Ölpreise zum Wochenende auf neuen Mehrmonatshochs

Der Handelsstreit zwischen den USA und China ist weiterhin preisbestimmender Faktor am Ölmarkt. Inzwischen ist eine neue Frist im Gespräch.

 

Nach einem verhaltenen Wochenstart begann für die Rohölpreise ein Aufwärtstrend. Die bullishe Stimmung hält auch heute an, sodass die Referenzsorten mit Gewinnen von mehreren US-Dollar ins Wochenende gehen werden. WTI hat im Wochenverlauf um zwei US-Dollar zugelegt, während der Brent-Preis um drei US-Dollar gestiegen ist. Dass die Versorgungslage knapper wird und sich eine Entspannung in der Weltwirtschaft abzeichnet, interpretieren Marktteilnehmer bullish. Das verringerte Angebot wirkt sich insbesondere auf den europäischen Markt aus. Die US-Ölförderung befindet sich weiterhin auf Rekordniveau und die nationalen Öllager sind gut gefüllt. Für die US-Rohölsorte WTI besteht daher weitaus weniger Aufwärtspotenzial. Etwaige internationale Ausfälle werden von der eigenen US-Produktion aufgefangen.

 

USA erwägen 1. Mai als neue Frist im Handelsstreit

Seit gestern verhandeln die Delegationen von USA und China auf Ministerebene. Die Pekinger Gespräche werden heute enden. Gespannt erwarten Anleger und Analysten an Finanz- und Rohstoffmärkten deren Ausgang. Bislang standen die Zeichen auf Annäherung, so ist von einem guten Verlauf die Rede und auch US-Präsident Donald Trump äußerte sich zuversichtlich. Dass noch vor der am 1. März auslaufenden Deadline eine Einigung erzielt werden kann, gilt dennoch als unwahrscheinlich. Vielmehr ranken sich Spekulationen um die von Trump angedeutete Fristverschiebung. Medienberichten zufolge erwägen die USA eine Aufschiebung der Deadline um 60 Tage. Neue Frist für einen Deal wäre dann der 1. Mai.

 

OPEC mit ehrgeizigen Kürzungsplänen

Im Dezember hatte sich die OPEC mit anderen Ölproduzenten wie Russland auf Produktionskürzungen geeignet. Geplant war, den Gesamtoutput im ersten Halbjahr 2019 um 1,2 Millionen Barrel pro Tag zu senken. Diese Zielmarke könnte deutlich übertroffen werden, sollte die OPEC ihre jüngst angekündigten Kürzungspläne umsetzen. Im Januar haben die Kartellmitglieder ihre Förderung um 800.000 bis 900.000 Barrel pro Tag zurückgefahren. Saudi-Arabien plant für März, zusätzliche 500.000 Barrel pro Tag vom Markt zu nehmen. Russland hat seine Tagesproduktion nach eigenen Angaben ebenfalls stärker gedrosselt als erwartet. Hinzu kommen ungeplante und schwer kalkulierbare Förderausfälle in Libyen, Venezuela und dem Iran. Analysten schätzen, dass die OPEC unter Berücksichtigung all dieser Faktoren derzeit insgesamt 1,7 Millionen Barrel pro Tag weniger produziert.

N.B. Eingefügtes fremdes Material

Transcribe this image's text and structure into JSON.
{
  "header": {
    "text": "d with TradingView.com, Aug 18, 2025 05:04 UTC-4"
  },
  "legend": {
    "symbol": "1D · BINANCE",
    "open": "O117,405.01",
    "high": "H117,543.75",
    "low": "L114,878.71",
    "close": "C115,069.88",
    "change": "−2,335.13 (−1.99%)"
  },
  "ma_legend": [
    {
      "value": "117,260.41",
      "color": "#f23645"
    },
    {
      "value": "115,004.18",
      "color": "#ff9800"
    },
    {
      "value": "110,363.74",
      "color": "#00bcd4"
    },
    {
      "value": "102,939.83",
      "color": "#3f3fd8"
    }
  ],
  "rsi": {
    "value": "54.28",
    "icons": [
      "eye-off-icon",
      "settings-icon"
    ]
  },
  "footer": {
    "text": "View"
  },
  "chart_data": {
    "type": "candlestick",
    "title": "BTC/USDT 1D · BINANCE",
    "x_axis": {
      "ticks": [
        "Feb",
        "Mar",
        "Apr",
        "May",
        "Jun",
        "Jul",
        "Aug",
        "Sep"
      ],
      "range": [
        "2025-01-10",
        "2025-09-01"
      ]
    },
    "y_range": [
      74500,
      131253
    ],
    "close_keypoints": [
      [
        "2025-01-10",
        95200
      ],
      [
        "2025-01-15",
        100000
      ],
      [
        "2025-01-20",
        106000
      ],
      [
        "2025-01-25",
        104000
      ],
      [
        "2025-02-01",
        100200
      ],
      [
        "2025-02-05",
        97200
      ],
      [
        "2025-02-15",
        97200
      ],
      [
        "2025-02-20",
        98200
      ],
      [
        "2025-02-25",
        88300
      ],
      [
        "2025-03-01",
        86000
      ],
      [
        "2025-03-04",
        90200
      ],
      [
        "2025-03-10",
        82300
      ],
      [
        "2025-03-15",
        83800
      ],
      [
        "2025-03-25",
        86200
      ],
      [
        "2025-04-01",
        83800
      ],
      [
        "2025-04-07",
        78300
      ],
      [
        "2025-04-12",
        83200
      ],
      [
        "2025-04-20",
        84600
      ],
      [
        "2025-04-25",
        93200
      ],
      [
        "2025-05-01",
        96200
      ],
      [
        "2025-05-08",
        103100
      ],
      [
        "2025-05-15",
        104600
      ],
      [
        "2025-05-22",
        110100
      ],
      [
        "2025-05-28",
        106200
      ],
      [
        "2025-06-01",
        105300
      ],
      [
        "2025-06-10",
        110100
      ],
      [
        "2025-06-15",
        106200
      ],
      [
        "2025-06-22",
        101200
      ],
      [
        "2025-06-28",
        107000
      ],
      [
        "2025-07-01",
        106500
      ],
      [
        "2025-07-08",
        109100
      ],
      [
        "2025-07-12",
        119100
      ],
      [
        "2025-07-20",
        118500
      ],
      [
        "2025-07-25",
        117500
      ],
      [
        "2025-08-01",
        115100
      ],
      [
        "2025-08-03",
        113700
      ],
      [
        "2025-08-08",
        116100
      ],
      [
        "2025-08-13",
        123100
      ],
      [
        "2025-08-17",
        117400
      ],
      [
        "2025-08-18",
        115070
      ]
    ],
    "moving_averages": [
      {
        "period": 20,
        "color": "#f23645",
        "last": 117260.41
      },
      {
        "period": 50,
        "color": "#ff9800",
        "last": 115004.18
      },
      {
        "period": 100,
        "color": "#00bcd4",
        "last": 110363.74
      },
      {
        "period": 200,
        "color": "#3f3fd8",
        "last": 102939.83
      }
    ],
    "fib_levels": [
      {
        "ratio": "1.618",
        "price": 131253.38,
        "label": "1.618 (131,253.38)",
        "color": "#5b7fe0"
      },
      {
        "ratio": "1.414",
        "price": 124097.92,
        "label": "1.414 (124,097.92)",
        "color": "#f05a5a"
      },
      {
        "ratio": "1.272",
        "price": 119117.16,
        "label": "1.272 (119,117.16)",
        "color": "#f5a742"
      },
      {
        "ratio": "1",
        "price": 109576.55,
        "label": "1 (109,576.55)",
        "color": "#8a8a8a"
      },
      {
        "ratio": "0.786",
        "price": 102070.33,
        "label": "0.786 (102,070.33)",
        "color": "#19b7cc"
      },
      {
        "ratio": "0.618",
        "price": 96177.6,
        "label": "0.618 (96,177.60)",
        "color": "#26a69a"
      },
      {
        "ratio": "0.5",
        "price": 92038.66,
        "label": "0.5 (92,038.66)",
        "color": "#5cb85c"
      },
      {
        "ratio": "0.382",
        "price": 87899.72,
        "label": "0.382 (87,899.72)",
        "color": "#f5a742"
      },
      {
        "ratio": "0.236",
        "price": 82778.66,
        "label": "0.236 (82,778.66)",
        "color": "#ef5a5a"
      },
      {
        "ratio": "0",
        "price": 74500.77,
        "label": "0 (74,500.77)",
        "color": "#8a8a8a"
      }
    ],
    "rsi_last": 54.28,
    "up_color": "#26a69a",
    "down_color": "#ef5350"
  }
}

Die Nachrichtenlage ist überwiegend bullish, doch nicht uneingeschränkt. Denn aus Nicht-OPEC-Staaten wie den USA ist in den nächsten Jahren mit mehr Öl zu rechnen. Das US-Energieministerium geht davon aus, dass die US-Ölförderung bis 2020 von aktuell 11,9 auf ein neues Rekordhoch von 13,2 Millionen Barrel pro Tag steigen wird. Hinzu kommt, dass sich die US-Rohölvorräte auf dem höchsten Niveau seit November 2017 befinden. Vor dem Hintergrund der weltweit unterschiedlichen Versorgungslage gerät die Nachfrageentwicklung immer mehr in den Marktfokus. Insbesondere der Ausgang des US-chinesischen Handelsstreits wird die Trends am Ölmarkt bestimmen. Am Morgen tendieren die Rohölpreise aufwärts. WTI wird bei 54,48 US-Dollar gehandelt. Ein Barrel der Nordseesorte Brent kostet mit 64,74 US-Dollar so viel wie seit drei Monaten nicht mehr. Die Heizölpreise brachen gestern aus ihrem viereinhalbwöchigen Seitwärtstrend aus. Sie knackten zum ersten Mal seit Mitte Dezember 2018 die 69-Euro-Marke. Heute legen die Preise weiter zu und klettern auf neue Zweimonatshochs. Aktuell kosten 100 Liter Heizöl im Deutschlanddurchschnitt 69,63 Euro.